Beyrer agrees, saying, "We basically lost the entire early ground game that could have saved a lot of lives and prevented a lot of infections."
The report outlines eight key recommendations for jails, prisons, and detention centers to reduce infection rates:
- Reduce population density. Do not detain people for unpaid fees, insufficient bail funds, or parole/probation violations. Consider early release for older individuals and those with chronic conditions.
- Consider health when making decisions related to bail, sentencing, and release.
- Make coronavirus testing data and prevention strategies public.
- Conduct widespread, ongoing coronavirus testing, including antibody tests to get a baseline understanding of the infection rate to date.
- Implement quarantine and medical isolation strategies, making sure they are not equivalent to solitary confinement, which is seen as harmful to physical and mental health.
- Modify facility practices and procedures to prevent infection. Promote physical distancing, improve cleaning practices, make available soap and hand sanitizer, move activities outdoors when possible, and provide surgical masks.
- Standardize health care services across the justice system to ensure access to COVID-19 care.
- When a vaccine becomes available, prioritize incarcerated individuals and staff at the same level as nursing homes.
The report also lays out recommendations for preventing infection in courthouses, including moving trials and hearings to a virtual setting when possible, promoting physical distancing, and providing masks for staff, defendants, and juries.
For all of its destruction, Beyrer says, the pandemic has provided a unique opportunity to reimagine the criminal justice system in the U.S., which boasts the highest incarceration rate in the world.

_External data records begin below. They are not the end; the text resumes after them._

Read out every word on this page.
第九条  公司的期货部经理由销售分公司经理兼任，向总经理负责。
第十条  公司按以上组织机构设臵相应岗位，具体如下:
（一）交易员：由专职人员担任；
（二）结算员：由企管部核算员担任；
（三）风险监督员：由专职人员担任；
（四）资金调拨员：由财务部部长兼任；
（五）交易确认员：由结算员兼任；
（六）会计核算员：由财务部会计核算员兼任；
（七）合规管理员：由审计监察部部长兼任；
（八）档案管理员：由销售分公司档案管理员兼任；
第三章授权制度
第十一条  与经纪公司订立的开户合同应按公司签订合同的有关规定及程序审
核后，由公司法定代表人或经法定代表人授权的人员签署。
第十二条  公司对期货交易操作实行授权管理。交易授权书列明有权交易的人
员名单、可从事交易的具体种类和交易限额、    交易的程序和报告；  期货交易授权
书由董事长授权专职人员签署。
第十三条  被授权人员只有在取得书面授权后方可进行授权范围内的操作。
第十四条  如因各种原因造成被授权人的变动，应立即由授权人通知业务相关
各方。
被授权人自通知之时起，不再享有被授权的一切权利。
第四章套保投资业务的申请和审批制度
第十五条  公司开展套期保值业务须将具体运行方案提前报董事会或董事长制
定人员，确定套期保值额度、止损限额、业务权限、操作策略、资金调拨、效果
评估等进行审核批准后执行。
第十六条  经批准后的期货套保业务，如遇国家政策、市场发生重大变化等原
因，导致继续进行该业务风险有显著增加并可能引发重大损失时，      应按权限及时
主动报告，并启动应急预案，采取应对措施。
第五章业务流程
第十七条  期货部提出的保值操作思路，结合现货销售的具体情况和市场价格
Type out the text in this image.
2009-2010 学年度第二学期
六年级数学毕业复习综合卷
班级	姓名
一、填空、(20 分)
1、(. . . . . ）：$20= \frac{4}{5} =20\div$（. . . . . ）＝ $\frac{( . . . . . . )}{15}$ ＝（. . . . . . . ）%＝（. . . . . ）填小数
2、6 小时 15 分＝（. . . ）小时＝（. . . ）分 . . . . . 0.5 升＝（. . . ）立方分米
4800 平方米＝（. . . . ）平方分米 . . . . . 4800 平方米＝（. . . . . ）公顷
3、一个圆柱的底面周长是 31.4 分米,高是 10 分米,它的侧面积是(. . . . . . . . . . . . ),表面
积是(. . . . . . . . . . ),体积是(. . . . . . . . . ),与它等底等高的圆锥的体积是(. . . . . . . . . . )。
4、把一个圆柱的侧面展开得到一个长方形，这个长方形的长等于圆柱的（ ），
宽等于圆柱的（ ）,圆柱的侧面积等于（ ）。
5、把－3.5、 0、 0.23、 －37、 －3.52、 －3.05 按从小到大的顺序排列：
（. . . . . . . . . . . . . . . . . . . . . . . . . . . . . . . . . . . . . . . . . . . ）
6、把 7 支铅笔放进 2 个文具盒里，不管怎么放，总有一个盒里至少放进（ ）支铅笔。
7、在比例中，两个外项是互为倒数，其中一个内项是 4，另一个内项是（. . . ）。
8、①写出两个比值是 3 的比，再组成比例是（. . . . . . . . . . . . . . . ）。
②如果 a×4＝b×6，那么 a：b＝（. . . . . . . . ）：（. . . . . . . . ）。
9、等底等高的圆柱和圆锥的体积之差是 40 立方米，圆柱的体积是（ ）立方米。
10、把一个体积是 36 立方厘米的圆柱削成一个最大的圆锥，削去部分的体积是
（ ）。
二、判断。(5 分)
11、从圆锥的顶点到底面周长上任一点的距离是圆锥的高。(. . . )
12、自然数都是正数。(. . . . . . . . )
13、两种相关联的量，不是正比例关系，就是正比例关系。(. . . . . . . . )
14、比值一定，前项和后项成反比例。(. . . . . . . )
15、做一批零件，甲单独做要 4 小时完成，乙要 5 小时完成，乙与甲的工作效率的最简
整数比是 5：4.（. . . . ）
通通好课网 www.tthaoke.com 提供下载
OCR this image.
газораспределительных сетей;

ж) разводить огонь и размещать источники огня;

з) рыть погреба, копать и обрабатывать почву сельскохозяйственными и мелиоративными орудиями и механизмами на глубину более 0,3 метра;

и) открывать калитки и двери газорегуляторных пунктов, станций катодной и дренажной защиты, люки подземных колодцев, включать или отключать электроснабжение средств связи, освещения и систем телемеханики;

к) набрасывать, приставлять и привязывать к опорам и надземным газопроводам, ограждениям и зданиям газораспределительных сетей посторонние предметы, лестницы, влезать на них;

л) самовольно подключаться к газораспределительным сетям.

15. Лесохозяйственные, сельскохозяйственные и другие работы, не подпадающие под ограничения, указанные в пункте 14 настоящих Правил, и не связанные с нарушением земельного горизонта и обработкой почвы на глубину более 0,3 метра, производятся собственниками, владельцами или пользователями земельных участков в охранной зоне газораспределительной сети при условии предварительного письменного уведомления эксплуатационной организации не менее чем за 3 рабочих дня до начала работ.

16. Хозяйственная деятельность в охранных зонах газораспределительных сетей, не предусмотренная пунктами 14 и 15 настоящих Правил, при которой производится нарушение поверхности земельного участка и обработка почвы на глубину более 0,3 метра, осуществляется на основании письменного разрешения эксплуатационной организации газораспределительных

"COVID-19 is one of the great crises that has taught us a lot about so many things," he says. "It has revealed, for example, the digital divide in children's education. It has underscored the fact that so many white-collar people can telecommute and work from home, as I have been doing, and that the working poor don't have that option. And I think these prison outbreaks have been similar in some ways. This should really raise our consciousness overall of why a country that bases its identity on loving freedom should be the world's great incarcerator. This is a real opportunity for recalibration."